Zweifellos ist Suslow, der Greis mit dem Asketengesicht eines Jesuitenmönchs, einer der unerbittlichsten Neo-Stalinisten im sowjetischen Politbüro. Bei der Entmachtung Nikita Chruschtschews im Jahre 1964 spielte er eine ausschlaggebende Rolle und auch die Entscheidung über Breschnews Nachfolge dürfte kaum ohne seine Zustimmung getroffen werden.
Suslow entstammt einer Bauernfamilie. Der bolschewistischen Partei trat er 1921 bei und in den dreissiger Jahren, unter Stalin, begann seine politische Karriere. Unter den heutigen Politbüromitgliedern ist Suslow — abgesehen von Premierminister Kossygin, der in der Stalinepoche leitende Wirtschaftsfunktionen ausübte — wohl der einzige Parteiveteran, dem der “Führer der Weltrevolution und Vater der Völker” Schlüsselpositionen anvertraute.
Laut der Grossen Sowjetischen Enzyklopädie zeichnete sich Michail Suslow in den dreissiger Jahren durch seinen unerbittlichen Kampf gegen “die Trotzkisten und die rechten Oppositionsführer” aus. Im Ural leitete er Stalins Säuberungsaktion gegen “Schädlinge”. 1944 wurde er als Parteisekretär nach Litauen entsandt, wo er die Aufgabe übernahm, litauische Nationalisten, die nach der staatlichen Unabhängigkeit ihrer Republik strebten, “unschädlich” zu machen. Auf Suslows Initiative hin wurden Zehntausende litauischer Dissidenten nach Sibirien deportiert. 1947 wurde Suslaw Sekretär des Zentralmitees der KPdSU. Seither ist er zuständig für kommunistische Propaganda und Ideologie. Man weiss auch, dass Suslow ein fügsames Werkzeug in Stalins Händen war, als Jugoslawien 1948 aus dem moskauhörigen Kominform — im Zuge von Titos Rebellion — ausgeschlossen wurde.
Obwohl im Westen über Suslows Rolle bei den Vorgängen, die der sowjetischen Invasion der Tschechoslowakei vorangingen, nur wenig bekannt ist, lässt sich vermuten, dass der “Veteran der kommunistischen Bewegung” einer der Drahtzieher der sowjetischen Intervention war.

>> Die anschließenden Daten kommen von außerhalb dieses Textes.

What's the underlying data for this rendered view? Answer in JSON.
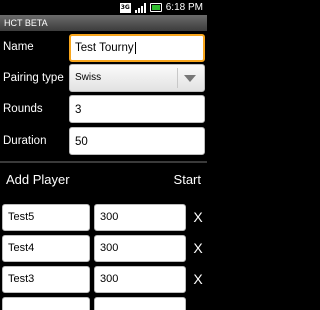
{
  "status_bar": {
    "sim_label": "3G",
    "time": "6:18 PM"
  },
  "app": {
    "title": "HCT BETA"
  },
  "form": {
    "name_label": "Name",
    "name_value": "Test Tourny",
    "pairing_label": "Pairing type",
    "pairing_value": "Swiss",
    "rounds_label": "Rounds",
    "rounds_value": "3",
    "duration_label": "Duration",
    "duration_value": "50"
  },
  "players_header": {
    "add_player_label": "Add Player",
    "start_label": "Start"
  },
  "players": [
    {
      "name": "Test5",
      "rating": "300",
      "remove": "X"
    },
    {
      "name": "Test4",
      "rating": "300",
      "remove": "X"
    },
    {
      "name": "Test3",
      "rating": "300",
      "remove": "X"
    }
  ],
  "colors": {
    "focus": "#f7a51c",
    "battery": "#2fbd2f"
  }
}
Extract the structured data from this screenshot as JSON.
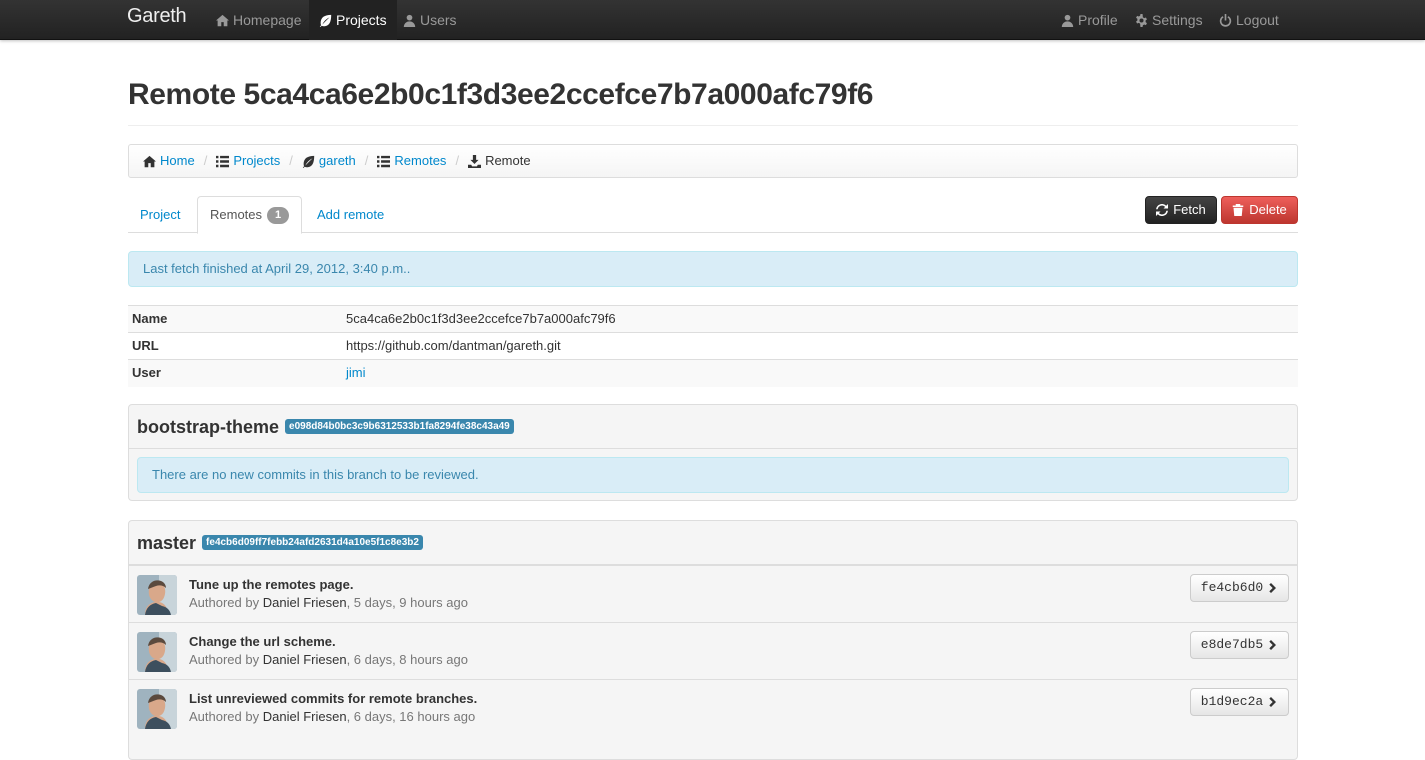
{
  "navbar": {
    "brand": "Gareth",
    "items": [
      {
        "label": "Homepage",
        "icon": "home-icon"
      },
      {
        "label": "Projects",
        "icon": "leaf-icon",
        "active": true
      },
      {
        "label": "Users",
        "icon": "user-icon"
      }
    ],
    "right_items": [
      {
        "label": "Profile",
        "icon": "user-icon"
      },
      {
        "label": "Settings",
        "icon": "gear-icon"
      },
      {
        "label": "Logout",
        "icon": "power-icon"
      }
    ]
  },
  "page": {
    "title": "Remote 5ca4ca6e2b0c1f3d3ee2ccefce7b7a000afc79f6"
  },
  "breadcrumb": [
    {
      "label": "Home",
      "icon": "home-icon"
    },
    {
      "label": "Projects",
      "icon": "list-icon"
    },
    {
      "label": "gareth",
      "icon": "leaf-icon"
    },
    {
      "label": "Remotes",
      "icon": "list-icon"
    },
    {
      "label": "Remote",
      "icon": "download-icon",
      "active": true
    }
  ],
  "tabs": {
    "project": "Project",
    "remotes": "Remotes",
    "remotes_count": "1",
    "add_remote": "Add remote"
  },
  "actions": {
    "fetch": "Fetch",
    "delete": "Delete"
  },
  "fetch_alert": "Last fetch finished at April 29, 2012, 3:40 p.m..",
  "details": [
    {
      "key": "Name",
      "value": "5ca4ca6e2b0c1f3d3ee2ccefce7b7a000afc79f6"
    },
    {
      "key": "URL",
      "value": "https://github.com/dantman/gareth.git"
    },
    {
      "key": "User",
      "value": "jimi"
    }
  ],
  "branches": [
    {
      "name": "bootstrap-theme",
      "sha": "e098d84b0bc3c9b6312533b1fa8294fe38c43a49",
      "empty_message": "There are no new commits in this branch to be reviewed."
    },
    {
      "name": "master",
      "sha": "fe4cb6d09ff7febb24afd2631d4a10e5f1c8e3b2",
      "commits": [
        {
          "title": "Tune up the remotes page.",
          "authored_by": "Authored by",
          "author": "Daniel Friesen",
          "age": ", 5 days, 9 hours ago",
          "short_sha": "fe4cb6d0"
        },
        {
          "title": "Change the url scheme.",
          "authored_by": "Authored by",
          "author": "Daniel Friesen",
          "age": ", 6 days, 8 hours ago",
          "short_sha": "e8de7db5"
        },
        {
          "title": "List unreviewed commits for remote branches.",
          "authored_by": "Authored by",
          "author": "Daniel Friesen",
          "age": ", 6 days, 16 hours ago",
          "short_sha": "b1d9ec2a"
        }
      ]
    }
  ],
  "colors": {
    "navbar": "#222222",
    "link": "#0088cc",
    "danger": "#da4f49",
    "info_bg": "#d9edf7",
    "label_info": "#3a87ad"
  }
}
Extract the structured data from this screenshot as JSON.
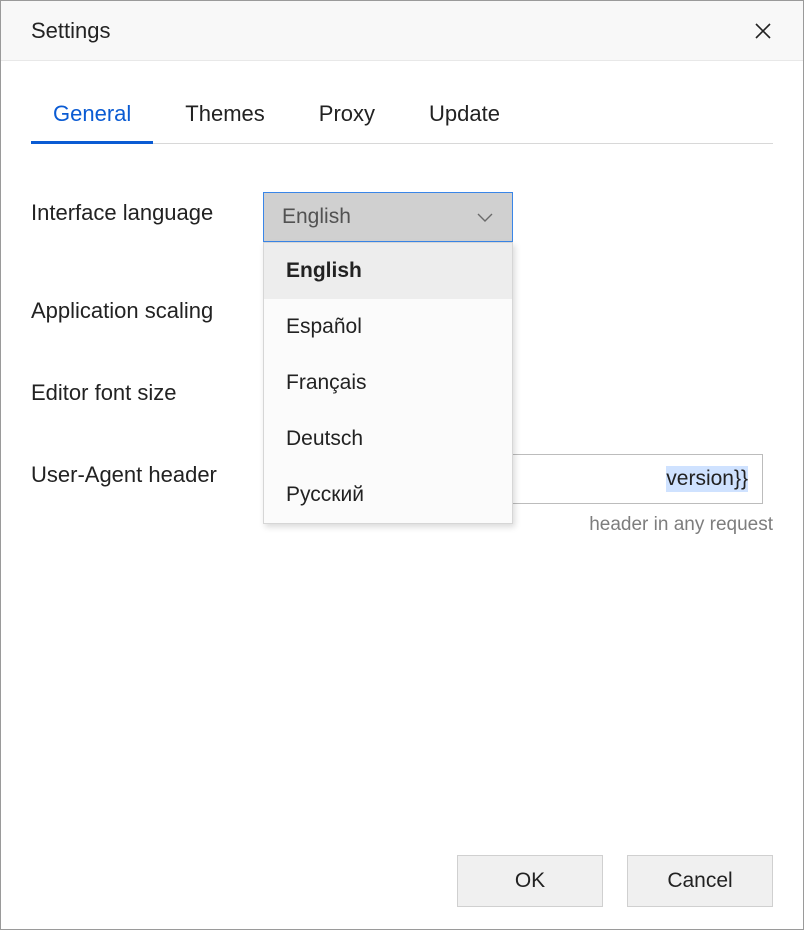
{
  "window": {
    "title": "Settings"
  },
  "tabs": {
    "items": [
      "General",
      "Themes",
      "Proxy",
      "Update"
    ],
    "active_index": 0
  },
  "form": {
    "interface_language": {
      "label": "Interface language",
      "value": "English",
      "options": [
        "English",
        "Español",
        "Français",
        "Deutsch",
        "Русский"
      ]
    },
    "application_scaling": {
      "label": "Application scaling"
    },
    "editor_font_size": {
      "label": "Editor font size"
    },
    "user_agent_header": {
      "label": "User-Agent header",
      "value_visible_suffix": "version}}",
      "hint_visible_suffix": "header in any request"
    }
  },
  "footer": {
    "ok": "OK",
    "cancel": "Cancel"
  }
}
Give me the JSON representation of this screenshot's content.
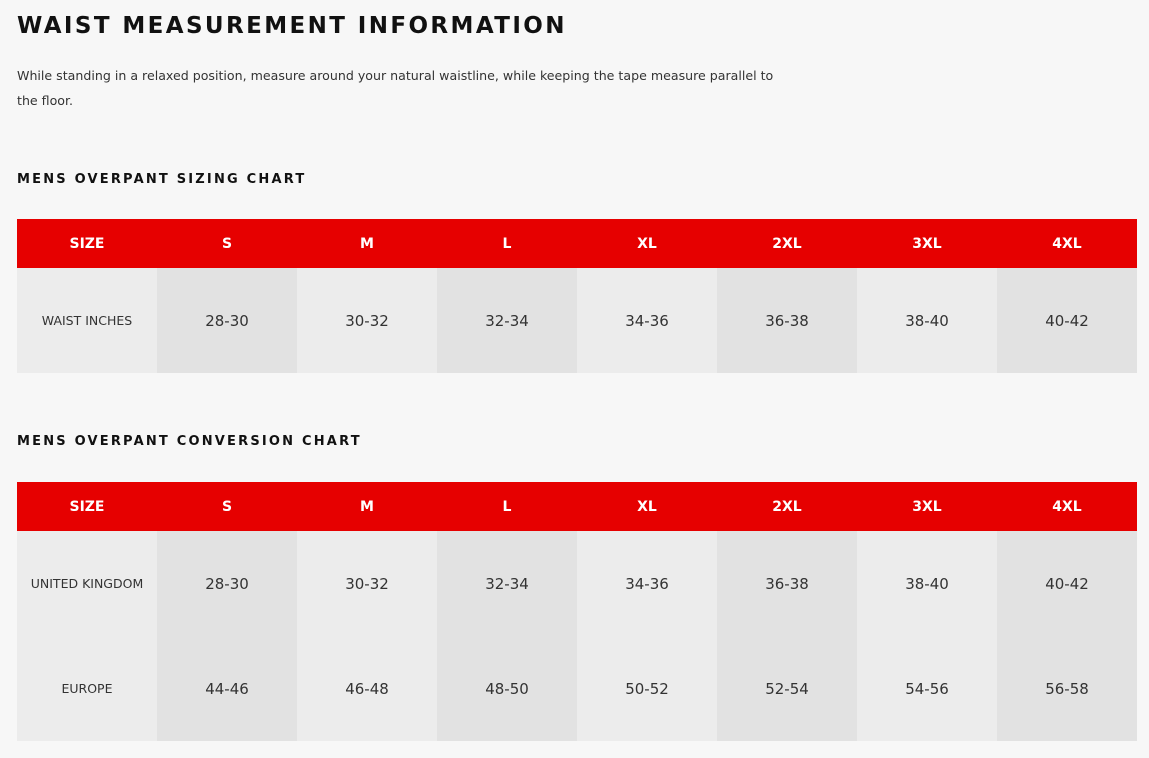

Trotz seines Alters ist Michail Suslow auch heute überaus aktiv. Im Sommer 1978 war er der Hauptredner auf einer Moskauer Lehrerkonferenz. Ende 1978 figurierte er als Repräsentant des sowjetischen Politbüros auf einer Tagung der Akademie der Wissenschaften der UdSSR. Im Oktober vergangenen Jahres führte er den Vorsitz auf einer Tagung der marxistisch-leninistischen “Erzieher” des Landes. In einer Rede sagte er u.a.: “Die Partei erfüllt ihre leitende Aufgabe in der Sowjetgesellschaft auf der Basis wissenschaftlicher Erkenntnisse über die Gesetzmässigkeiten der sozialen Entwicklung, sowie aufgrund einer tiefschürfenden Analyse der Vergangenheit, der gegenwärtigen Realität und der dominierenden Tendenzen des sozialen und politischen Geschehens.”
Dieser Gedanke — das Monopolrecht der kommunistischen Partei auf wissenschaftliche — und deshalb “wahre” — Erkenntnisse der Welt zurückzuführen, ist nicht neu. Marx, Engels, Lenin und Stalin waren Verkünder des sogenannten wissenschaftlichen Kommunismus. Das sowjetische Politbüro handelt sozusagen im Einklang mit den Gesetzen der Weltgeschichte. Von diesem Standpunkt aus sind sämtliche Aktionen des Kremls gerechtfertigt. Gleichzeitig werden Stalins Massenverbrechen bagatellisiert. Heute versucht die Partei — unter der ideologischen Leitung Michail Suslows —, die GULAG-Tragödie totzuschweigen.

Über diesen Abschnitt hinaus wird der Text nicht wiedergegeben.